MicrosoftDocs / PowerShell-Docs

The official PowerShell documentation sources
https://learn.microsoft.com/powershell
Other
1.96k stars 1.56k forks source link

Clarify UTF8 and UTF8BOM/UTF8NoBOM #4021

Closed WilliamXieMSFT closed 5 years ago

WilliamXieMSFT commented 5 years ago

UTF8: Encodes in UTF-8 format. UTF8BOM: Encodes in UTF-8 format with Byte Order Mark (BOM) UTF8NoBOM: Encodes in UTF-8 format without Byte Order Mark (BOM)

For UTF8, I assume this is UTF8NoBOM? Can there be some clarifying text around this?

Would it be possible to add a helpful note around the change for defaults? PS5.1 (ASCII) to PS6 (UTF8NoBOM)?


Document Details

Do not edit this section. It is required for docs.microsoft.com ➟ GitHub issue linking.

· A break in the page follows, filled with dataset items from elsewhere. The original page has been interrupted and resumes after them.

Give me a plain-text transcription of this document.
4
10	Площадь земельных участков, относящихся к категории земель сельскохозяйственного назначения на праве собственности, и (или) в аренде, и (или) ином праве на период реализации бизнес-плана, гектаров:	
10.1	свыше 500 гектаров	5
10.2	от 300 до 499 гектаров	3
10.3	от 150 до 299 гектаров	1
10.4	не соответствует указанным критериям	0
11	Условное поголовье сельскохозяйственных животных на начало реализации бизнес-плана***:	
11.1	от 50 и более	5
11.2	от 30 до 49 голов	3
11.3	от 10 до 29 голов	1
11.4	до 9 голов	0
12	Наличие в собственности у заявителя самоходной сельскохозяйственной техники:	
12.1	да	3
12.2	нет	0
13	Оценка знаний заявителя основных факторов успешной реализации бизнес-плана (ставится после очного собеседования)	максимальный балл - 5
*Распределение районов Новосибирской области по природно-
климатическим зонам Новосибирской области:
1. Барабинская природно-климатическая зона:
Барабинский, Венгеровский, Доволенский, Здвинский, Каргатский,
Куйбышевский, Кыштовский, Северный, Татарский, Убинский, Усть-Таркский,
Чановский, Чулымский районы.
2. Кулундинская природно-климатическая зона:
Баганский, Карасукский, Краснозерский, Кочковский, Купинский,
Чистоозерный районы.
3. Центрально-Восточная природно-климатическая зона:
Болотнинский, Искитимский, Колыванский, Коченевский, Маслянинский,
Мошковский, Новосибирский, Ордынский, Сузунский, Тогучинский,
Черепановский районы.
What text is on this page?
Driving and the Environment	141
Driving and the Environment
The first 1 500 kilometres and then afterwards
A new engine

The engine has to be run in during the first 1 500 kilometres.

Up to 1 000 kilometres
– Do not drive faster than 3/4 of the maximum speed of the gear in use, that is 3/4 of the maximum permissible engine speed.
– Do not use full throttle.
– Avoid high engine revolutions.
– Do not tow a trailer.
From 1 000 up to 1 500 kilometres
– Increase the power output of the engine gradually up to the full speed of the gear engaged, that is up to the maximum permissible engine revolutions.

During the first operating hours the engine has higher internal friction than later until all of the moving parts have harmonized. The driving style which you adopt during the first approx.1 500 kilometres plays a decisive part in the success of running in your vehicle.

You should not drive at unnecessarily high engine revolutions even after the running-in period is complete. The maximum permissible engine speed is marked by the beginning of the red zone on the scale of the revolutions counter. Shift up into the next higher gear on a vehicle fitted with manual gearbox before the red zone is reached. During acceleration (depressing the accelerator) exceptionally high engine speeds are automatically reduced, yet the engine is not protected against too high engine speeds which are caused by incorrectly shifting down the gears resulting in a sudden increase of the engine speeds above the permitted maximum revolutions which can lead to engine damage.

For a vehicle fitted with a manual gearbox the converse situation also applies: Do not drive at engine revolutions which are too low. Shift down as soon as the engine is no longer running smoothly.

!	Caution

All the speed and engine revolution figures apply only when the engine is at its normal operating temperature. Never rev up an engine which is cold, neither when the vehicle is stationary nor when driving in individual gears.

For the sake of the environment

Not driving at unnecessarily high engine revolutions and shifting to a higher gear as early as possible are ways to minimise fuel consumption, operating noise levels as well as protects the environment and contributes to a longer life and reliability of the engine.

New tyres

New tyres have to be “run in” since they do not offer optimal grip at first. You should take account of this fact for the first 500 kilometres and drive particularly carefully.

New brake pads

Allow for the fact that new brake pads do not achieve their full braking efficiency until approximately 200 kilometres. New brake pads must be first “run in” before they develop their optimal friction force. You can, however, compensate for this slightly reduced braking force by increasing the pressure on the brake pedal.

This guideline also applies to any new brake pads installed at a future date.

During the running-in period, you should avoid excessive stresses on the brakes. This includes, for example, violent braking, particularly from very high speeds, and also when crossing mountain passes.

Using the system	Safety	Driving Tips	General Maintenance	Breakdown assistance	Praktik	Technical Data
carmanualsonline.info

sdwheeler commented 5 years ago

The change is covered in the release notes and there is a detailed article about encoding.

WilliamXieMSFT commented 5 years ago

Thanks for the links, Sean! My gripe was that there's both UTF8 and UTF8NoBOM, which feels like UTF8NoBOM is redundant.

sdwheeler commented 5 years ago

UTF8 and UTF8NoBOM are different. UTF8 has a byte-order-mark (BOM) at the beginning of the file. UTF8NoBOM does not. The BOM is not always compatible across applications and platforms.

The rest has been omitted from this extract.